One more thing to mention – DO NOT DRINK THE TAP WATER. Some websites say that the Montenegrin water is absolutely fine to drink so we started off drinking water from the tap, this was a big mistake as on day 2 we got VERY ILL and the only explanation could have been the water! To be on the safe side I would advise to stick with bottled water.
3 Days in Montenegro: My Itinerary…
Perast – This beautiful little city is one of the oldest in Montenegro. It is located half way between Dubrovnik and Kotor. The main attraction to this city is it’s cute picturesque architecture, the amazing views of the bay of Kotor, and Our Lady of the Rocks, which is one of two islands that sits within close proximity to the town. You can get a boat over to the artificially made island and explore the museum and church that sits upon it.
Budva – Budva is a coastal town about an hour from Kotor. There are 2 sides to Budva: The old town and the new town, which are VERY different places. The new town is where the beach and promenade lies and I can only describe it as being the Montenegrin equivalent to Blackpool. The old town is super cute with narrow winding streets and some lovely boutiques and restaurants.
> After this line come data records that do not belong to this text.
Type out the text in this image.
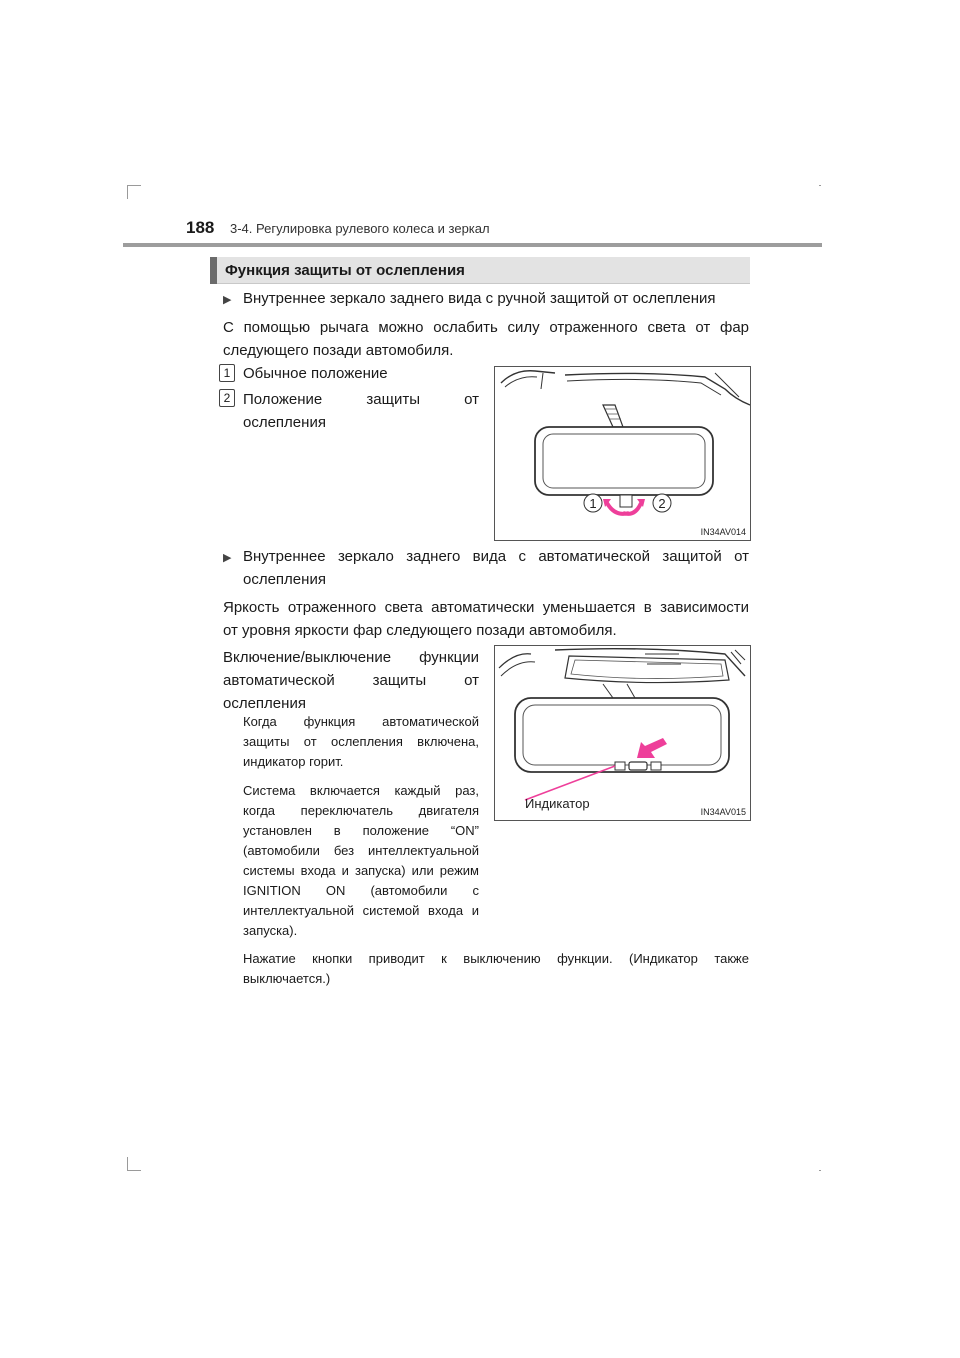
188 3-4. Регулировка рулевого колеса и зеркал
Функция защиты от ослепления
▶ Внутреннее зеркало заднего вида с ручной защитой от ослепления
С помощью рычага можно ослабить силу отраженного света от фар
следующего позади автомобиля.
1 Обычное положение
2 Положение защиты от
ослепления
1	2
IN34AV014
▶ Внутреннее зеркало заднего вида с автоматической защитой от
ослепления
Яркость отраженного света автоматически уменьшается в зависимости
от уровня яркости фар следующего позади автомобиля.
Включение/выключение функции
автоматической защиты от
ослепления
Когда функция автоматической
защиты от ослепления включена,
индикатор горит.
Система включается каждый раз,
когда переключатель двигателя
установлен в положение “ON”
(автомобили без интеллектуальной
системы входа и запуска) или режим
IGNITION ON (автомобили с
интеллектуальной системой входа и
запуска).
Нажатие кнопки приводит к выключению функции. (Индикатор также
выключается.)
Индикатор
IN34AV015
Budva wouldn’t be my first choice of places to go if I was to return to Montenegro, however if you had a spare day to go and explore or have a beach day the old town is worth a visit.
Sveti Stefan – This little island is one of the most iconic places in Montenegro, mainly for it’s uniqueness. The only thing on the island is a 5 star hotel and the only way to get there is to cross over the footbridge. On the mainland there is a small beach you can spend a day sunbathing at, however unfortunately on the day of my visit the rain was relentless.
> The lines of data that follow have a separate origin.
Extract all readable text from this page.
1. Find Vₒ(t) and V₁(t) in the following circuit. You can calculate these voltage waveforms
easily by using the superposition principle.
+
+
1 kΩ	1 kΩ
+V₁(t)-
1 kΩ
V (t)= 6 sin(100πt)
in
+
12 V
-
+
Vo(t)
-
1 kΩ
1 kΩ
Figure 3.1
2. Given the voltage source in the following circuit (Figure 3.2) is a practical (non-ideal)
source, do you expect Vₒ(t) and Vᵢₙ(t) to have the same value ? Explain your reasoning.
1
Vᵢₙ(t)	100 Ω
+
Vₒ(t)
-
Kotor – This medieval town is the main attraction on the Bay of Kotor, this is noticeable by the herds of tourists that arrive on their buses and cruise ships each day. The old town of Kotor is a UNESCO world heritage site, and the best way to see it is from above. From narrow passageways on the outskirts of the city you can climb up the hill to the castle of St Johns. Sadly I was feeling so unwell after stupidly drinking the tap water I couldn’t manage the hike, but for sure I will be back to do it one day. There are plenty of other things to see from below as well, loads of cute streets to strole around, lots of churches to visit, and weirdly a lot of references to cats throughout the city centre.
Other things to do/places to visit…
3 days was not enough in this beautiful country and I would love to go back and explore further. Some of the things I didn’t quite get around to seeing were:
Cetinje – The historic capital is located up in the mountains, we attempted to drive here on the rainiest day ever and due to the mountainous landscape the driving and road conditions were just not good enough to continue all the way up, definitely something to bear in mind, that the drive is pretty treacherous if you are thinking about taking it on.
National Parks – There are some amazing national parks in Montenegro, the most popular being Skadar and Lovken.
Stari Bar – A place for history lovers, Stari Bar is home to ruins from the old 11th century fortress, set upon a backdrop of mountains and olive groves.
Rafting – One of the most popular things to do in Montenegro, and if the weather had been better, something I would have loved to have done was go rafting along the Tara River. The rafting in Montenegro offers an amazing adrenaline rush whilst doing some sight seeing along the way as you pass the Durdevica Tara Bridge.